Aim and Objective: A new approach to synthesis of isoindoles condensed with other heterocycles and revelation of their spatial structure for biochemistry purposes was the main objective of this research.

Material and Method: Starting materials for the proposed method, 1-furyl substituted pyrrolo[1,2-a] pyrazines, pyrrolo[1,2-a][1,4] diazepines and their benzoannulated analogues - 4-furyl substituted pyrrolo[1,2-a] quinoxalines and pyrrolo[1,2-a][1,4] benzodiazepines, were synthesized by known procedures. These compounds, all containing a furfurylamine moiety, were introduced into the tandem acylation/intramolecular furan Diels-Alder (IMDAF) reaction with alpha,beta-unsaturated acid anhydrides (maleic and citraconic anhydrides). In most cases, the key step - the IMDAF reaction -proceeds diastereospecifically with simultaneous formation of five new stereogenic centers and affording the title compounds in mild conditions with satisfactory overall yields.

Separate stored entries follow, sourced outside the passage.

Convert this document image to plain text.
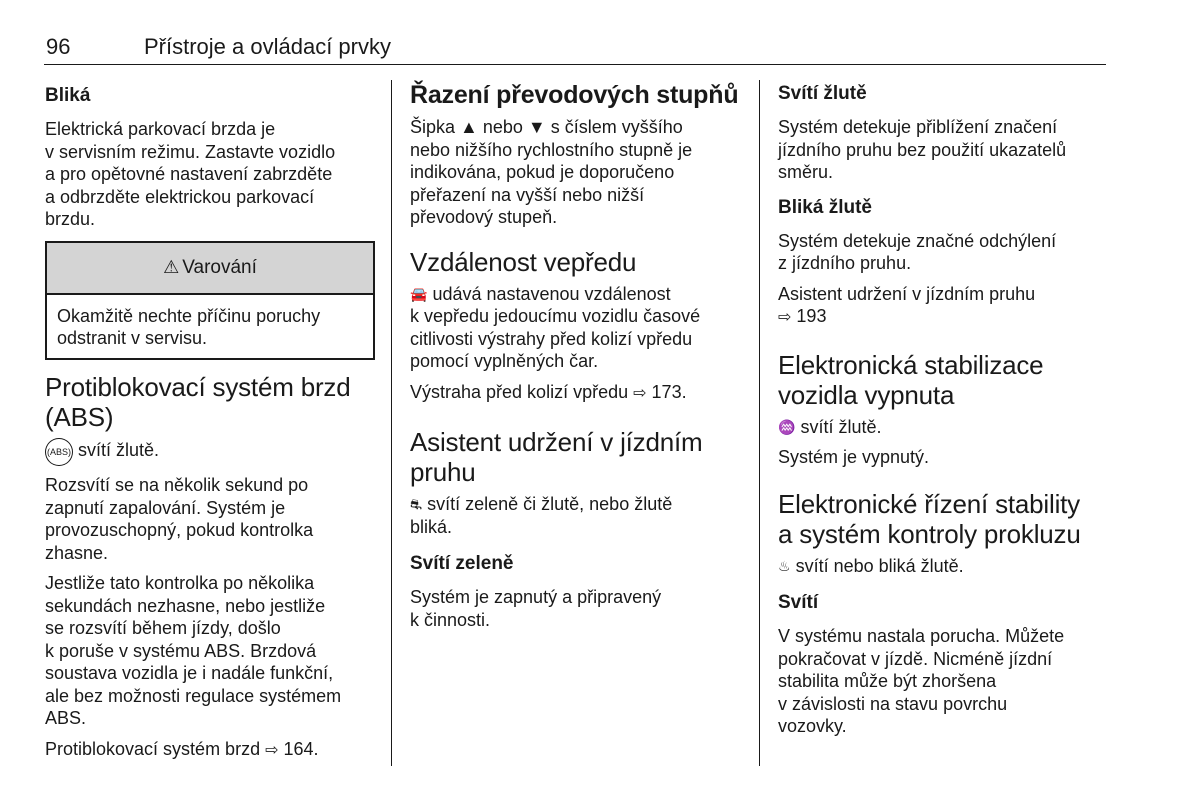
96	Přístroje a ovládací prvky
Bliká

Elektrická parkovací brzda je
v servisním režimu. Zastavte vozidlo
a pro opětovné nastavení zabrzděte
a odbrzděte elektrickou parkovací
brzdu.

⚠ Varování
Okamžitě nechte příčinu poruchy
odstranit v servisu.
Protiblokovací systém brzd
(ABS)

(ABS) svítí žlutě.

Rozsvítí se na několik sekund po
zapnutí zapalování. Systém je
provozuschopný, pokud kontrolka
zhasne.

Jestliže tato kontrolka po několika
sekundách nezhasne, nebo jestliže
se rozsvítí během jízdy, došlo
k poruše v systému ABS. Brzdová
soustava vozidla je i nadále funkční,
ale bez možnosti regulace systémem
ABS.

Protiblokovací systém brzd ⇨ 164.

Řazení převodových stupňů

Šipka ▲ nebo ▼ s číslem vyššího
nebo nižšího rychlostního stupně je
indikována, pokud je doporučeno
přeřazení na vyšší nebo nižší
převodový stupeň.

Vzdálenost vepředu

🚘 udává nastavenou vzdálenost
k vepředu jedoucímu vozidlu časové
citlivosti výstrahy před kolizí vpředu
pomocí vyplněných čar.

Výstraha před kolizí vpředu ⇨ 173.

Asistent udržení v jízdním
pruhu

⛐ svítí zeleně či žlutě, nebo žlutě
bliká.

Svítí zeleně

Systém je zapnutý a připravený
k činnosti.

Svítí žlutě

Systém detekuje přiblížení značení
jízdního pruhu bez použití ukazatelů
směru.

Bliká žlutě

Systém detekuje značné odchýlení
z jízdního pruhu.

Asistent udržení v jízdním pruhu
⇨ 193

Elektronická stabilizace
vozidla vypnuta

♒ svítí žlutě.

Systém je vypnutý.

Elektronické řízení stability
a systém kontroly prokluzu

♨ svítí nebo bliká žlutě.

Svítí

V systému nastala porucha. Můžete
pokračovat v jízdě. Nicméně jízdní
stabilita může být zhoršena
v závislosti na stavu povrchu
vozovky.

Results: Consequently a broad series of 10,12a-epoxypyrrolo[2', 1': 3,4] pyrazino[2,1-a] isoindoles, 11,13a-epoxy-pyrrolo[ 2', 1': 3,4][1,4] diazepino[2,1-a] isoindoles, tetrahydro-14bH-12,14a-epoxyisoindolo[2,1-a] pyrrolo[2,1-c] qui-noxalines, and tetrahydro-9H, 15bH-13,15a-epoxyisoindolo[1,2-c] pyrrolo[1,2-a][1,4] benzodiazepines was synthesized and their space structure was elucidated by X-ray analysis.

Conclusion: New effective method for synthesis of isoindoles condensed with various heterocycles was proposed. The method is based on the IMDAF reaction and provided a broad diversity of target molecules with controlled stereochemistry.